Then I came across Mirah Curzer’s Kveller post about why Jewish kids shouldn’t have to lie about Santa. She brings up the highly relevant and challenging points about microaggressions, secret-keeping, and the problem of burdening our minority children with the responsibility to reflect the majority’s beliefs or get accused of ruining their fun.

She’s not wrong, and yet, I think she’s also missing a crucial survival strategy. As Jewish parents, we can be frustrated about the unfair expectations placed on our kids, about their feelings of being left out, and about the dominant culture’s hold on everything — including, often, our public schools. But when we as parents give in to our own feelings of frustration and guilt around the prevalence of Christmas celebrations, we’re missing an opportunity to model resiliency to our Jewish kids.

Resiliency may be a bit of a buzzword these days, but it got there for good reason. For kids, it’s the ability to get up from the playground after a fall, the persistence to go back to soccer practice when your team has lost every game, the self-confidence to be Jewish in a sea of conversations about Elf on the Shelf.
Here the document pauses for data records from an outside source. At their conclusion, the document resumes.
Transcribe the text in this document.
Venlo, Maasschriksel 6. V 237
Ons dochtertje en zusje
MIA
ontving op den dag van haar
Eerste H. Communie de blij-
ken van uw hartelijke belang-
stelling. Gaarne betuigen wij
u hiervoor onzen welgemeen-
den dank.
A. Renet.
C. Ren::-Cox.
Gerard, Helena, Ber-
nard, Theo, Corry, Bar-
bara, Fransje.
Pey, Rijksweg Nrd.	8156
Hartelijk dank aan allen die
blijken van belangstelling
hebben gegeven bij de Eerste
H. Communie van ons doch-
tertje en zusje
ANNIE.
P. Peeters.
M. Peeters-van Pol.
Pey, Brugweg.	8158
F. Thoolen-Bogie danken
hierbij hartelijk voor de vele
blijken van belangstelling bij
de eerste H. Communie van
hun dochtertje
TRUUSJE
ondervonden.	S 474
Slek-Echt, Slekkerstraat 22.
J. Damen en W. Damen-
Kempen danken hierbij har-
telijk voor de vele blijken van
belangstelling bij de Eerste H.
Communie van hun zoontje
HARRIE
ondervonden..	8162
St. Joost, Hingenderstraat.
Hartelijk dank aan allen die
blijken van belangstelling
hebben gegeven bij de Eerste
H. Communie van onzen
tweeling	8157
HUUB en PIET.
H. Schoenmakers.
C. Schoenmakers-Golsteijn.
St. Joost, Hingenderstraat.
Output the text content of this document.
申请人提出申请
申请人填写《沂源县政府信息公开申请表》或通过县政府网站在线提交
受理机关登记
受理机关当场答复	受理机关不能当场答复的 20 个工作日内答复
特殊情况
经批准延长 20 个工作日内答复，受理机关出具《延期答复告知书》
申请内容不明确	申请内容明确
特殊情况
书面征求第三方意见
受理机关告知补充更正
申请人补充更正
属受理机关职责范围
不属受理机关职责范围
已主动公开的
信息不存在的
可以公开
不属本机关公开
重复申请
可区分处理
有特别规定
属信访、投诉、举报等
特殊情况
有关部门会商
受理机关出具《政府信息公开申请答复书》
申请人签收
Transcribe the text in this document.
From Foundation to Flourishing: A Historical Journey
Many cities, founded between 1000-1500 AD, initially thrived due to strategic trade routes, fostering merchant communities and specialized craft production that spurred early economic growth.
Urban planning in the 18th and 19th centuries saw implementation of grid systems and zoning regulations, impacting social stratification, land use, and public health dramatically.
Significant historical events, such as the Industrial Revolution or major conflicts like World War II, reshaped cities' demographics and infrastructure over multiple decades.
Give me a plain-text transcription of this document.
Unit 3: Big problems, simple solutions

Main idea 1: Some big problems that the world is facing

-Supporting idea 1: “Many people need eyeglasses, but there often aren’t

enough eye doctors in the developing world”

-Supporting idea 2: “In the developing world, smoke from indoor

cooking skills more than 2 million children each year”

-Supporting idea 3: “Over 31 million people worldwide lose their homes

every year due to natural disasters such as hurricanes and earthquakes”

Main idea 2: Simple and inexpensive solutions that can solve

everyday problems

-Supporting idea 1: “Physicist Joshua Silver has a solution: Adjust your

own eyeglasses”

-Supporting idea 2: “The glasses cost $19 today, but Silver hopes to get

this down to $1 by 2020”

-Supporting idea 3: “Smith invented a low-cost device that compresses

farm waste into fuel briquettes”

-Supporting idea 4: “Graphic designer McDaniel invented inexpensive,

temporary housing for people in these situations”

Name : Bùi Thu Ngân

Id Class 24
For parents, it’s the ability to hug your kids after they’ve made a mistake, the persistence it takes to parent when you’ve had a stressful day at work, the self-confidence to know that Santa isn’t the end of the world.

When we show fear that our Jewish traditions pale in comparison to Christmas, we’re missing an opportunity to revel in our Jewishness. When we only talk about how Santa is pretend, we miss an opportunity to talk about our own mythologies (Elijah visiting everyone’s seder, anyone?). When we put all our concerns about our kids’ Jewish identity into a single month, we’re missing an opportunity to have full and celebratory Jewish lives all year long.

So, instead of rallying against your kids’ exposure to Christmas, instead of the angst and anger of being asked to be complicit in another family’s Santa game, instead of critiquing just how much red and green is allowed before it damages our Jewish sensibilities, I offer instead the “you’re going to be fine” strategy. It goes like this:

Christmas will be over in two weeks. You will be fine. Your kids will be fine. Everyone will be fine.

Instead of worrying, take a deep breath. Find something calming to do out of the public sphere, or do something specifically with people who share your beliefs.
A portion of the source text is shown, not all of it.